A second space of immediate business profit is automation and augmentation. Automation of manual processes, notably in inheritance businesses with inheritance technology, has vital price base implications.

Whilst automaton method automation (RPA) is nothing new, the sensible application of machine learning to not simply convert a manual method into an automatic one, however {to do|to try to to|to try Associate in Nursingd do} therefore in an mortal approach, perpetually rising the effectiveness and potency of the method, may be a prime application for AI.

Augmenting workforces with AI driven applications is another supply productivity gain. several styles of client service interaction square measure currently a mix of human and machine response.

Machines will build individual service representatives a lot of productive by automating repetitive tasks and mechanically prompting responses to normally asked queries.

Inhibitors to value creation

Ultimately, the killer application of AI is the invention of new business models, products and services. It is alluring to think that a firm’s data contains a map to some hidden treasure of a previously undiscovered business model.

The reality is somewhat more mundane. Only those companies with access to the right analytical firepower, coupled with an ability to free their data from the shackles of legacy siloed databases, have a shot at legitimately creating new value from data. Both are serious undertakings with minimal shortcuts.

Talent availability is a serious inhibiter of artificial intelligence growth. Without a sustainable capability model, businesses are struggling to attract people with the relevant skills, particularly when trying to compete with Google, Amazon and Facebook. Given the low supply, high demand nature of the artificial intelligence labor market, workers are well compensated, with average salaries of $170k according to Paysa.

Legacy technology is the other hindrance to the implementation of artificial intelligence applications. Identifying previously unknown relationships within data requires the integration of disparate data sources. Silos are the enemy of integration.

Those companies that have migrated their data to the cloud, have built robust APIs and have reached a higher degree of digitisation are generally in a better place to generate value from their data.

The clock is ticking

There are two ways of looking at generating business value today from AI. One is to get tactical. Developing proof of concept prototypes, getting real consumer feedback, and developing the opportunity to upskill colleagues and learn by doing.

The process of creating a backlog of prioritised use cases along with their respective business cases can help to focus development in small achievable chunks, with each new application building on the underlying knowledge model.

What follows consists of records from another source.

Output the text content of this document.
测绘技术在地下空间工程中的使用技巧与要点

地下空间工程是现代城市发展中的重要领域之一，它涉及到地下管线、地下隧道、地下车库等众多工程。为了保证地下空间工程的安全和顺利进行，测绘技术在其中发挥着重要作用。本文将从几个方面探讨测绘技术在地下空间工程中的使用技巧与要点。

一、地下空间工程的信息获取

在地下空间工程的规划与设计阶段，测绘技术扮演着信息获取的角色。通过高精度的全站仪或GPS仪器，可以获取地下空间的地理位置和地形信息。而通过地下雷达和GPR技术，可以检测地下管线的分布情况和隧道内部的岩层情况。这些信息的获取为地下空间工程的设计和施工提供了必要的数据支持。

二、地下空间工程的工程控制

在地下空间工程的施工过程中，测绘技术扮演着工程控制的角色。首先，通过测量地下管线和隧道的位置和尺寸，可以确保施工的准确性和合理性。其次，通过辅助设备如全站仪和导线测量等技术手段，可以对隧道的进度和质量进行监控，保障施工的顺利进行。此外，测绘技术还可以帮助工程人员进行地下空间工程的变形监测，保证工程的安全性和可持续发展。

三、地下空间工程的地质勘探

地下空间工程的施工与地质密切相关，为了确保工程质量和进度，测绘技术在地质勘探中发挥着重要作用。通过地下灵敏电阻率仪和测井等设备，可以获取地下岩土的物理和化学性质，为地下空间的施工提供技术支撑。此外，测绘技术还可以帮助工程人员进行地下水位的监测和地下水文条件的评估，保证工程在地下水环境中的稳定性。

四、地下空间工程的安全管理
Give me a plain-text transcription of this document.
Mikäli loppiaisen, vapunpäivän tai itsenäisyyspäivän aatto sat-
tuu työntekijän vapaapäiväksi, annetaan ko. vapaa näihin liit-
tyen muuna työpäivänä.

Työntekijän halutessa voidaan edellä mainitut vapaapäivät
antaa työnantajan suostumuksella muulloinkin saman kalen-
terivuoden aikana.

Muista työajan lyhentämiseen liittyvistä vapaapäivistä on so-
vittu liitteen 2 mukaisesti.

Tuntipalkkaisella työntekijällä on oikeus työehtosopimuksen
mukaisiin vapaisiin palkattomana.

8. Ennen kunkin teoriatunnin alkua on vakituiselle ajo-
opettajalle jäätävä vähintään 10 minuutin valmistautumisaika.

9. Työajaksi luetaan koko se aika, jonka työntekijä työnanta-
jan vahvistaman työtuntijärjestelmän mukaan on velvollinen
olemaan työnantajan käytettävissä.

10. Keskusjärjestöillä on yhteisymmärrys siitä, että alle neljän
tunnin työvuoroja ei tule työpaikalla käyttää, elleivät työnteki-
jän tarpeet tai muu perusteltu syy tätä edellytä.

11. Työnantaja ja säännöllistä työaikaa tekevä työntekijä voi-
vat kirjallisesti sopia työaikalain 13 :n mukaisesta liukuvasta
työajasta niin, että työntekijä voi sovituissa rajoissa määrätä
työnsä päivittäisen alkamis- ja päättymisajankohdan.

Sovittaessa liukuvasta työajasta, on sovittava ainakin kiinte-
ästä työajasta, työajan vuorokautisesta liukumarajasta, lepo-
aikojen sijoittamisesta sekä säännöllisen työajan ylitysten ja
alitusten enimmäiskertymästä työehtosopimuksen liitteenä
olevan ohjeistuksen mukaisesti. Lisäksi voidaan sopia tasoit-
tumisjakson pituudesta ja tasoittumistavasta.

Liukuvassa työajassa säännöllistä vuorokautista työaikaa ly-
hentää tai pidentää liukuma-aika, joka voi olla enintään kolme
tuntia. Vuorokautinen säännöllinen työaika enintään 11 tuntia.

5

The other is to take a longer term view, and begin to create the structure required to exist in a more AI mature world in three to five years’ time. While developing internal data analytics capabilities, migrating data from silos into an extensible cloud solution and building key strategic partnerships may not provide visceral evidence of progress in the short term, it is vital to long term sustainable success.

Either way, inaction is risky. As the world has been digitised, AI has begun to take off due to the exponential growth of data, reductions in costs of cloud computing and the scalability of virtual machines. Those that adopt an AI first mind-set early are in the best possible position to take advantage of this burgeoning field.

Manorama Singh

I re-write and share using words as a means to express ideas and emotions always allured me hence I now use my passion for writing as a means to earn a living. I have browsed and curated various articles for an array of categories on topics such as Technology and Updated.